Image Classification and Semantic Segmentation (Lee et al., 2023)

• Long-term adaptation (50 rounds): On CIFAR-10-C, integrating CCT with TENT reduces closed-set error from 45.84% to 14.10%. Similar improvements are observed on CIFAR-100-C, and TinyImageNet-C.
• Open-set protection: CCT restricts error escalation on open-set samples (e.g., SVHN) under both short-term (1 round) and long-term settings.
• Semantic segmentation: CCT consistently improves mean IoU over standard TTA baselines (see sample values in Table below):

Method	CIFAR-10-C (Closed)	Semantic Seg. (mIoU, Cityscapes)	TinyImg-C (Open)
TENT	45.84	46.73	85.22
TENT + CCT	14.10	46.76	15.77
SWR	10.21	46.17	90.55
SWR + CCT	10.12	46.65	72.58

• Open-set detection AUROC: The use of $\Delta c$ far surpasses established OOD scores like MSP or max-logit (e.g., AUROC 88.24 vs. 51.87 on CIFAR10/SVHN-C).

Acoustic Foundation Models / ASR (Liu et al., 2023)
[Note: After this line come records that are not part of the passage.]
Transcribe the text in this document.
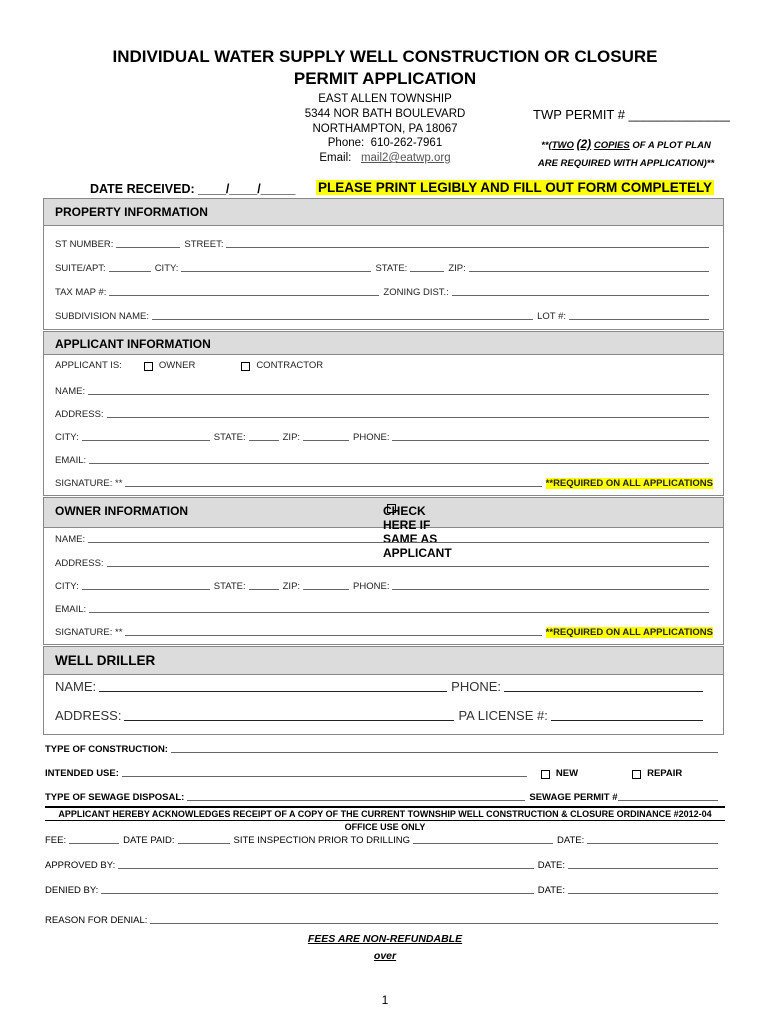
INDIVIDUAL WATER SUPPLY WELL CONSTRUCTION OR CLOSURE
PERMIT APPLICATION
EAST ALLEN TOWNSHIP
5344 NOR BATH BOULEVARD
NORTHAMPTON, PA 18067
Phone: 610-262-7961
Email: mail2@eatwp.org
TWP PERMIT # ______________
**(TWO (2) COPIES OF A PLOT PLAN
ARE REQUIRED WITH APPLICATION)**
DATE RECEIVED: ____/____/_____ PLEASE PRINT LEGIBLY AND FILL OUT FORM COMPLETELY
PROPERTY INFORMATION
ST NUMBER:	STREET:
SUITE/APT:	CITY:	STATE:	ZIP:
TAX MAP #:	ZONING DIST.:
SUBDIVISION NAME:	LOT #:
APPLICANT INFORMATION
APPLICANT IS:	OWNER	CONTRACTOR
NAME:
ADDRESS:
CITY:	STATE:	ZIP:	PHONE:
EMAIL:
SIGNATURE: **	**REQUIRED ON ALL APPLICATIONS
OWNER INFORMATION	CHECK HERE IF SAME AS APPLICANT
NAME:
ADDRESS:
CITY:	STATE:	ZIP:	PHONE:
EMAIL:
SIGNATURE: **	**REQUIRED ON ALL APPLICATIONS
WELL DRILLER
NAME:	PHONE:
ADDRESS:	PA LICENSE #:
TYPE OF CONSTRUCTION:
INTENDED USE:	NEW	REPAIR
TYPE OF SEWAGE DISPOSAL:	SEWAGE PERMIT #
APPLICANT HEREBY ACKNOWLEDGES RECEIPT OF A COPY OF THE CURRENT TOWNSHIP WELL CONSTRUCTION & CLOSURE ORDINANCE #2012-04
OFFICE USE ONLY
FEE:	DATE PAID:	SITE INSPECTION PRIOR TO DRILLING	DATE:
APPROVED BY:	DATE:
DENIED BY:	DATE:
REASON FOR DENIAL:
FEES ARE NON-REFUNDABLE
over
1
• Word Error Rate (WER) reductions: On LibriSpeech with Gaussian noise, WER is reduced from 41.6% to 28.3%. Significant improvements are also observed under real environmental sounds, accented speech, and sung speech. For DSing-dev, WER drops from 61.8% to 53.5% (Wav2vec2-base).
• Ablation studies: Removing confidence-enhanced adaptation or consistency regularization degrades WER by 1–2%, indicating both are necessary for optimal performance.
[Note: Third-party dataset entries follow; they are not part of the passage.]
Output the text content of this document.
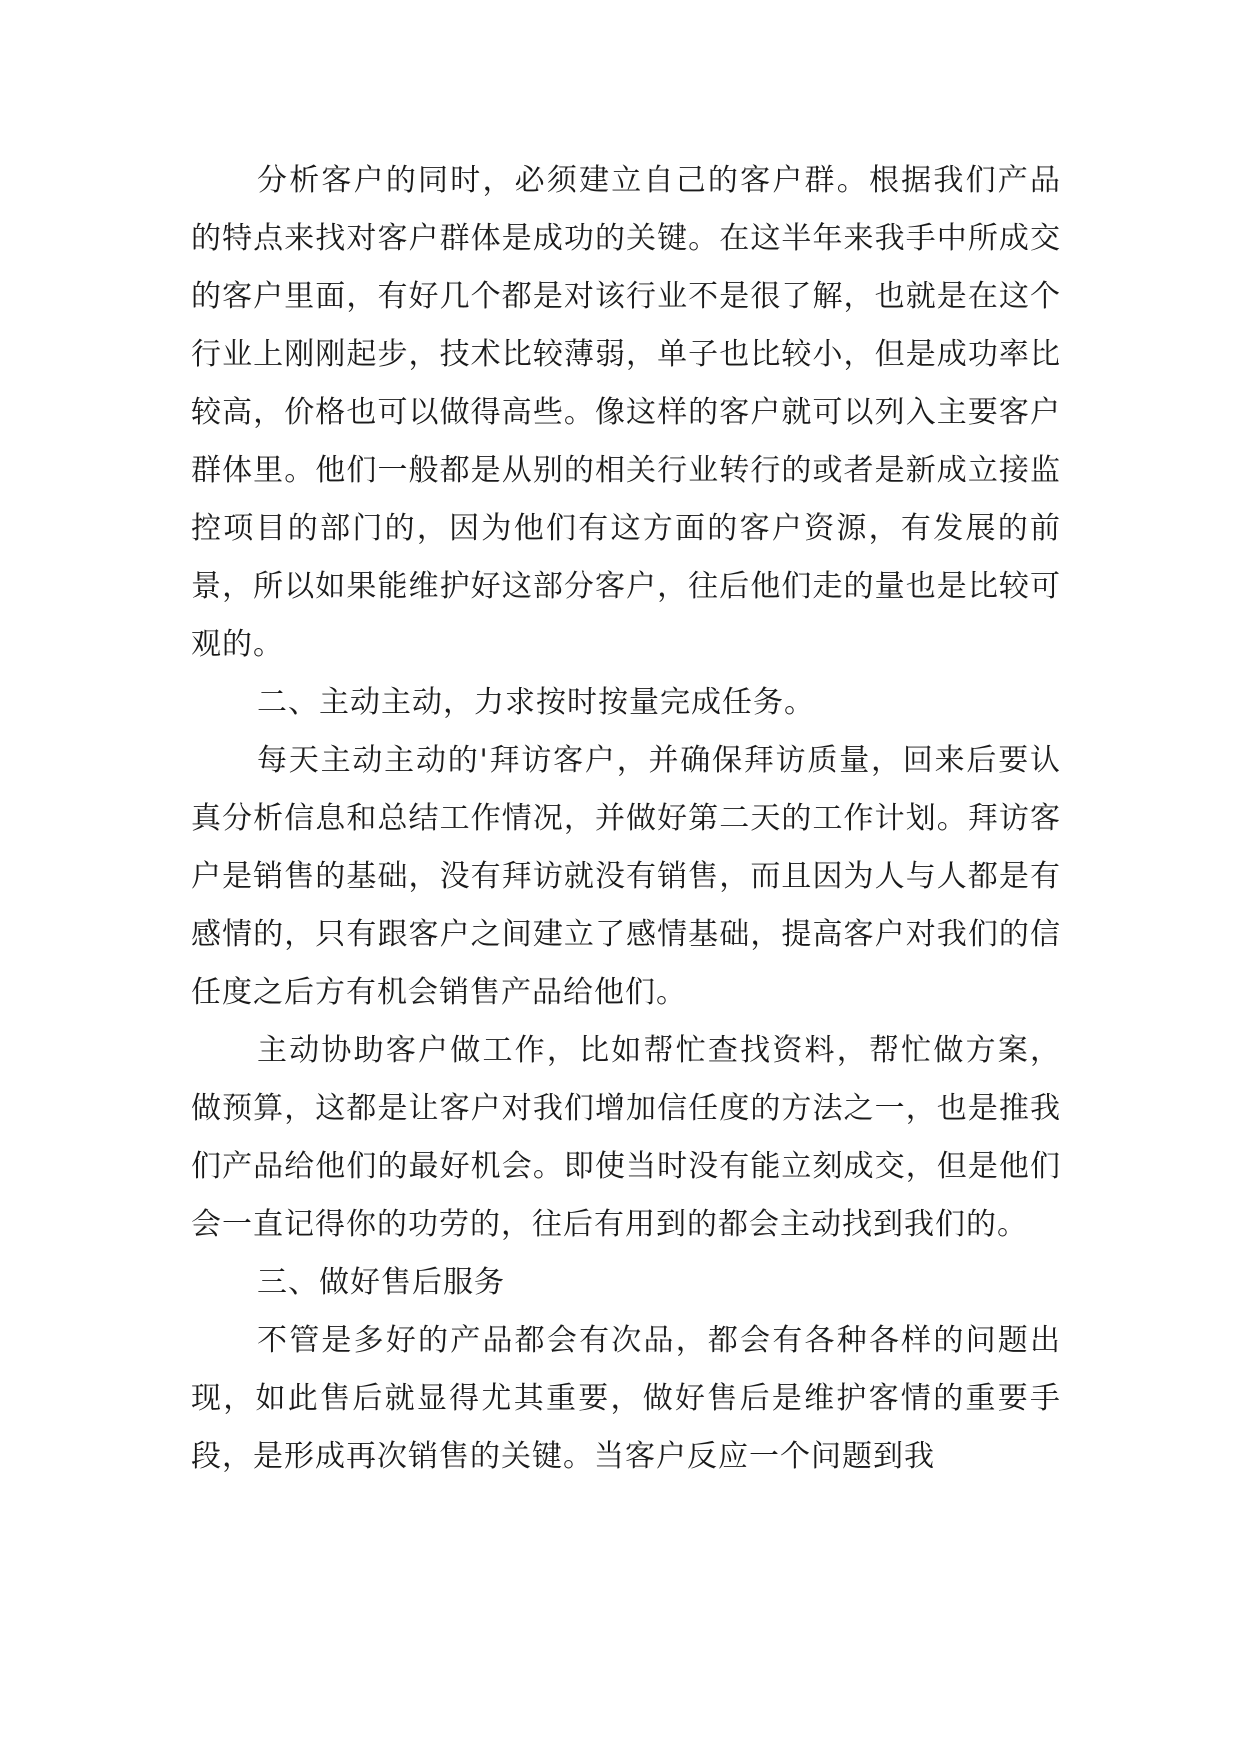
分析客户的同时，必须建立自己的客户群。根据我们产品的特点来找对客户群体是成功的关键。在这半年来我手中所成交的客户里面，有好几个都是对该行业不是很了解，也就是在这个行业上刚刚起步，技术比较薄弱，单子也比较小，但是成功率比较高，价格也可以做得高些。像这样的客户就可以列入主要客户群体里。他们一般都是从别的相关行业转行的或者是新成立接监控项目的部门的，因为他们有这方面的客户资源，有发展的前景，所以如果能维护好这部分客户，往后他们走的量也是比较可观的。

二、主动主动，力求按时按量完成任务。

每天主动主动的'拜访客户，并确保拜访质量，回来后要认真分析信息和总结工作情况，并做好第二天的工作计划。拜访客户是销售的基础，没有拜访就没有销售，而且因为人与人都是有感情的，只有跟客户之间建立了感情基础，提高客户对我们的信任度之后方有机会销售产品给他们。

主动协助客户做工作，比如帮忙查找资料，帮忙做方案，做预算，这都是让客户对我们增加信任度的方法之一，也是推我们产品给他们的最好机会。即使当时没有能立刻成交，但是他们会一直记得你的功劳的，往后有用到的都会主动找到我们的。

三、做好售后服务

不管是多好的产品都会有次品，都会有各种各样的问题出现，如此售后就显得尤其重要，做好售后是维护客情的重要手段，是形成再次销售的关键。当客户反应一个问题到我
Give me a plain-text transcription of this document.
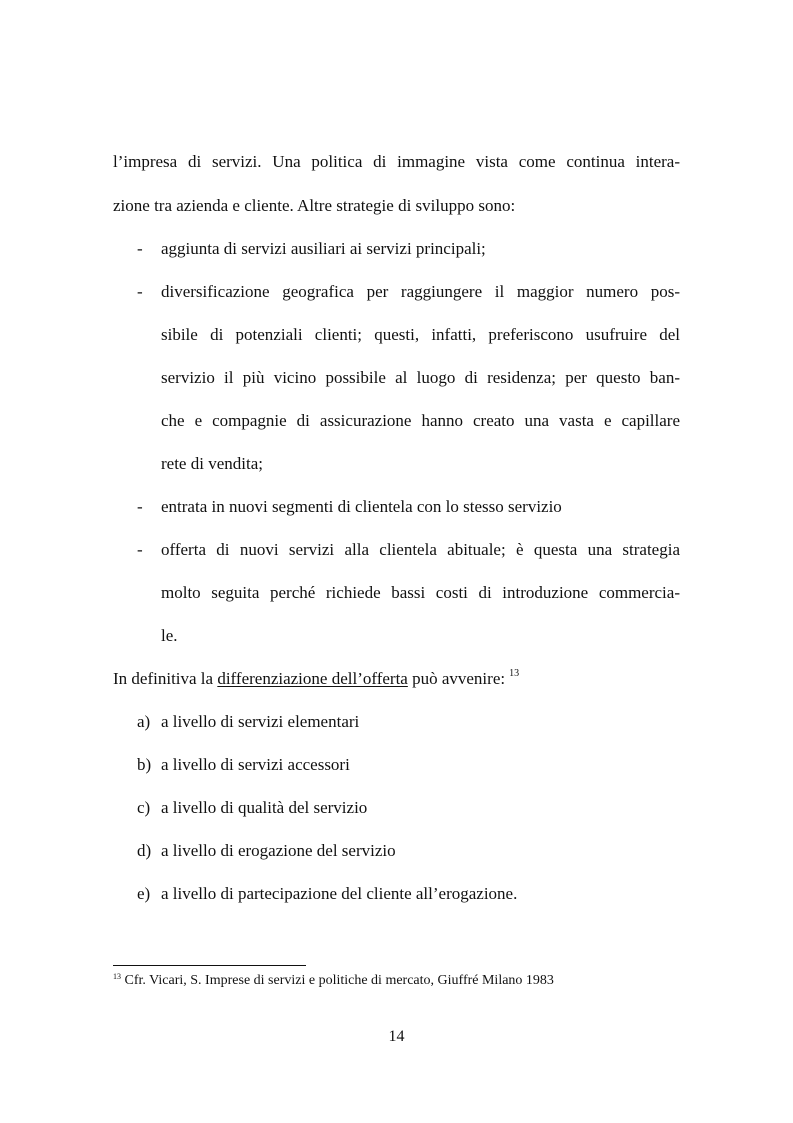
l’impresa di servizi. Una politica di immagine vista come continua intera-
zione tra azienda e cliente. Altre strategie di sviluppo sono:
- aggiunta di servizi ausiliari ai servizi principali;
- diversificazione geografica per raggiungere il maggior numero pos-
sibile di potenziali clienti; questi, infatti, preferiscono usufruire del
servizio il più vicino possibile al luogo di residenza; per questo ban-
che e compagnie di assicurazione hanno creato una vasta e capillare
rete di vendita;
- entrata in nuovi segmenti di clientela con lo stesso servizio
- offerta di nuovi servizi alla clientela abituale; è questa una strategia
molto seguita perché richiede bassi costi di introduzione commercia-
le.
In definitiva la differenziazione dell’offerta può avvenire: $^{13}$
a) a livello di servizi elementari
b) a livello di servizi accessori
c) a livello di qualità del servizio
d) a livello di erogazione del servizio
e) a livello di partecipazione del cliente all’erogazione.
$^{13}$ Cfr. Vicari, S. Imprese di servizi e politiche di mercato, Giuffré Milano 1983
14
5. Domain-Specific Implementations: Vision vs. Acoustic Models

CCT is instantiated differently based on the underlying model and data modality:

• Vision Models: Filtering operates at the sample level using $\Delta c$; adaptation proceeds over minibatches, leveraging batchnorm for statistics (if present).
• Speech Models (e.g., Wav2vec2, HuBERT, Whisper): Sequence-based, transformer architectures without batchnorm; frame-level scoring (e.g., per-frame entropy/confidence) avoids discarding high-entropy but semantically vital frames. Only non-silent, high-entropy frames are adapted upon, addressing the predominance and importance of ambiguous phonetic content in noisy audio. Consistency regularization leverages phoneme-level coherence in short time windows. Adaptation is performed online, per utterance.
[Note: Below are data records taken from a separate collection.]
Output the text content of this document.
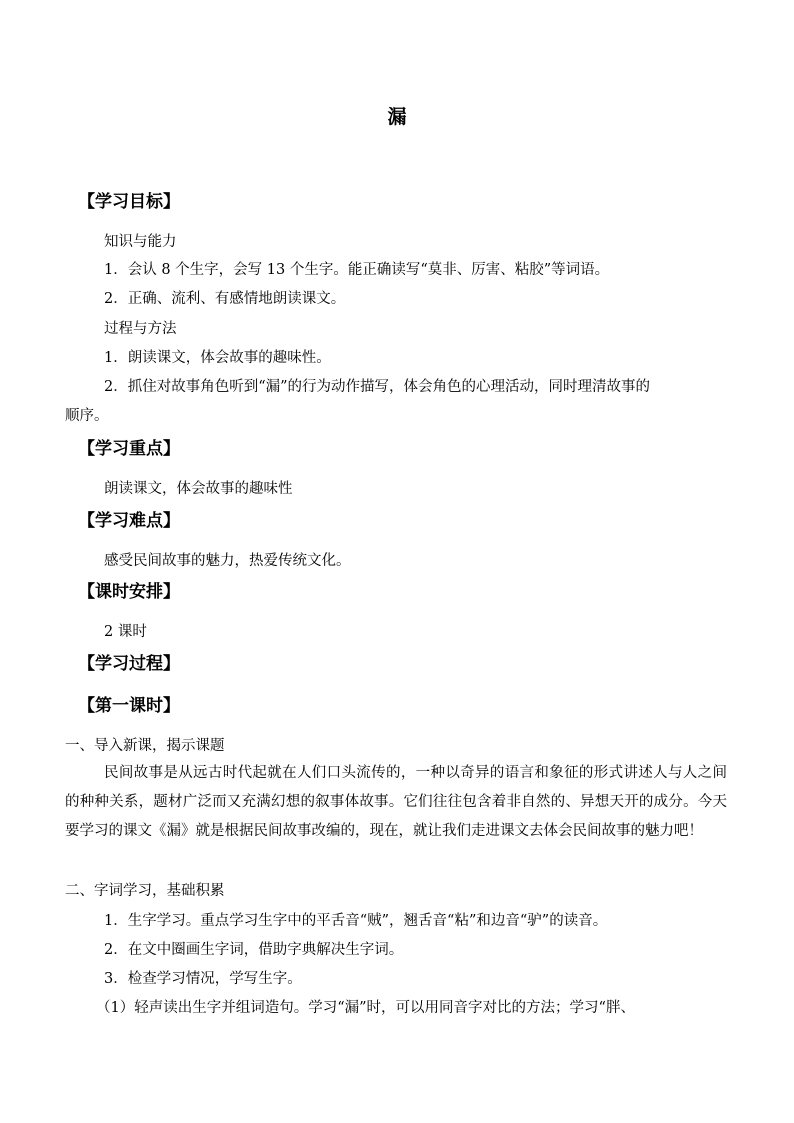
漏
【学习目标】
知识与能力
1．会认 8 个生字，会写 13 个生字。能正确读写“莫非、厉害、粘胶”等词语。
2．正确、流利、有感情地朗读课文。
过程与方法
1．朗读课文，体会故事的趣味性。
2．抓住对故事角色听到“漏”的行为动作描写，体会角色的心理活动，同时理清故事的
顺序。
【学习重点】
朗读课文，体会故事的趣味性
【学习难点】
感受民间故事的魅力，热爱传统文化。
【课时安排】
2 课时
【学习过程】
【第一课时】
一、导入新课，揭示课题
民间故事是从远古时代起就在人们口头流传的，一种以奇异的语言和象征的形式讲述人与人之间的种种关系，题材广泛而又充满幻想的叙事体故事。它们往往包含着非自然的、异想天开的成分。今天要学习的课文《漏》就是根据民间故事改编的，现在，就让我们走进课文去体会民间故事的魅力吧！
二、字词学习，基础积累
1．生字学习。重点学习生字中的平舌音“贼”，翘舌音“粘”和边音“驴”的读音。
2．在文中圈画生字词，借助字典解决生字词。
3．检查学习情况，学写生字。
（1）轻声读出生字并组词造句。学习“漏”时，可以用同音字对比的方法；学习“胖、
6. Practical Implications, Robustness, and Limitations

• Stability: Across batch sizes and learning rates, CCT improves robustness, cutting standard deviations in error-rate by over 50% compared to classic TTA baselines.
• Resource Overhead: Requires two forward passes per batch (for $\theta_0$ and $\theta_a$) but remains substantially lighter than competing robust adaptation strategies (such as SWR).
• Model-agnosticity: CCT provides gains on multiple architectures (ResNet50, WRN28) for vision classification and is not tied to a particular backbone.
• No static thresholds: Filtering based on empirical, per-sample confidence change, rather than fixed cutoffs, enables adaptation to evolving domains.
• Limitations: Some correct, low-confidence samples may be excluded, potentially causing rare but correct samples to be ignored. Future work may refine the $\Delta c$ criterion to admit some tolerances (e.g., negative margin).

A plausible implication is that CCT's crowd-based filtering principle provides a generic mechanism for error suppression during TTA, both for vision and sequence models, where self-supervised signals could otherwise accumulate detrimental drift in long-term adaptation.

7. Relationships to Prior and Contemporary Approaches

CCT generalizes and stabilizes approaches such as TENT, SAR, EATA, and SWR by introducing dynamic, data-driven selection mechanisms and, in the acoustic setting, specialized frame-level weighting and temporal consistency. Notably:

• Unlike vision-centric TTA methods that heuristically discard high-entropy/uncertain samples or rely on batchnorm statistics, CCT adapts responsively per-modal and per-task.
• In speech, CCT refrains from discarding noisy (uncertain) frames, preferring to "denoise" via learnable weighting, acknowledging their content-bearing role.

By explicitly filtering adaptation signals based on the direction of confidence change and regularizing short-term consistency, CCT enables both heuristic-free and source-free online adaptation under both closed-set and open-set wild domain shifts (Liu et al., 2023, Lee et al., 2023).